I'll put it in a personal context: My son's 12. He plays goalie on a travel soccer team. When he's trying to make the decision on the fly of, "Should I charge this person coming at me and try and slide in and get whaled in the face, probably by a foot, or should I sit back and try and block a shot?" … There's a coach on the sidelines saying, "This is what you did wrong," or, "Before that ever happened, here, we're going to practice this kind of stuff." And I think that advisors are similar.
THINKADVISOR: How can AI help advisors with financial planning in ways that both advisors and clients are comfortable with in 2026? In other words, how can advisors best embrace AI without alienating clients who ask, "Why should I pay for your services if they are being done by AI?" Especially because AI is bad at math. It hallucinates. Microsoft Copilot's terms of service even say it's for "entertainment purposes only."

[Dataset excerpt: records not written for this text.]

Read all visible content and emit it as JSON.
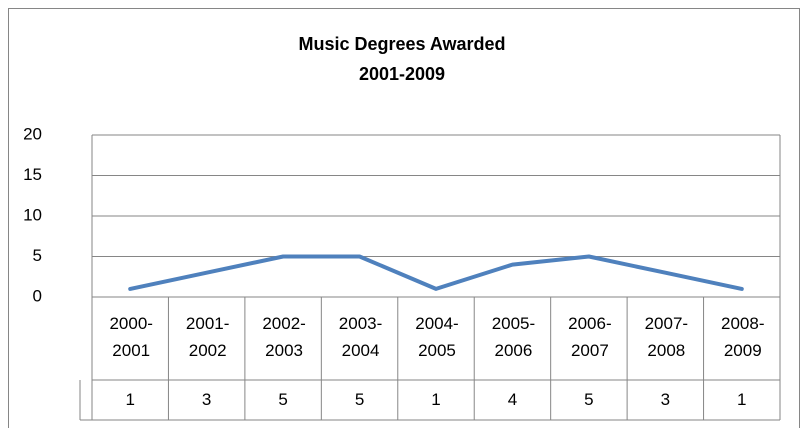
{
  "chart_data": {
    "type": "line",
    "title": "Music Degrees Awarded",
    "subtitle": "2001-2009",
    "categories": [
      "2000-2001",
      "2001-2002",
      "2002-2003",
      "2003-2004",
      "2004-2005",
      "2005-2006",
      "2006-2007",
      "2007-2008",
      "2008-2009"
    ],
    "values": [
      1,
      3,
      5,
      5,
      1,
      4,
      5,
      3,
      1
    ],
    "color": "#4f81bd",
    "ylim": [
      0,
      20
    ],
    "yticks": [
      0,
      5,
      10,
      15,
      20
    ],
    "grid": true
  }
}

KEVIN HUGHES: That's a great point you bring up. … When I started playing with ChatGPT, when it started to get powerful … I could go in there and say, "I'm this age. I make this much money. My wife doesn't work in my case. She's this old. We have two kids. I have this much money. I'd like to retire at age 65. What's my likelihood of being able to do that?" It came back and said, "Hey, you didn't tell me how much Social Security. Here's approximately how much Social Security someone like you, making what you make, would get. Do you want to include that?" And it was literally guiding me through the what-if scenarios. To your second point, when I was all done with it, yes, I was blown away, but then I said, "Could this pass Morgan Stanley's modern model governance committee on the calculations?" And it did exactly what you saw in Copilot. It was like, "Absolutely not. This is for informational and entertainment purposes. This is not anywhere close to real financial planning software capability, accuracy and long-term planning."
So when a client asks an advisor who is using Advyzon for planning, the advisor can say, "Look, yeah, we use AI to help us be a lot more efficient in the practice, but the financial planning software is real code. If you go into our agentic AI and say, 'Run a retirement plan for so-and-so,' it's running the calculations in the software. … It's all defendable calculations we have a methodology for. So there's no real hallucinating going on there. That's not happening in Advyzon because it's, it's referencing all the data that we already have on the client. AI is guiding you through and pointing out areas that you might have missed in something."
THINKADVISOR: When it comes to AI, what are you most excited about and what challenges keep you up at night?
KEVIN HUGHES: There are jobs that are inevitably going to change. But humanity always finds a way to adapt. Do the jobs change and become different? Yes.
What keeps me up a little bit at night: Is some AI robot going to be able to do every piece of manual labor out there and suddenly there's just no need for that kind of thing anymore?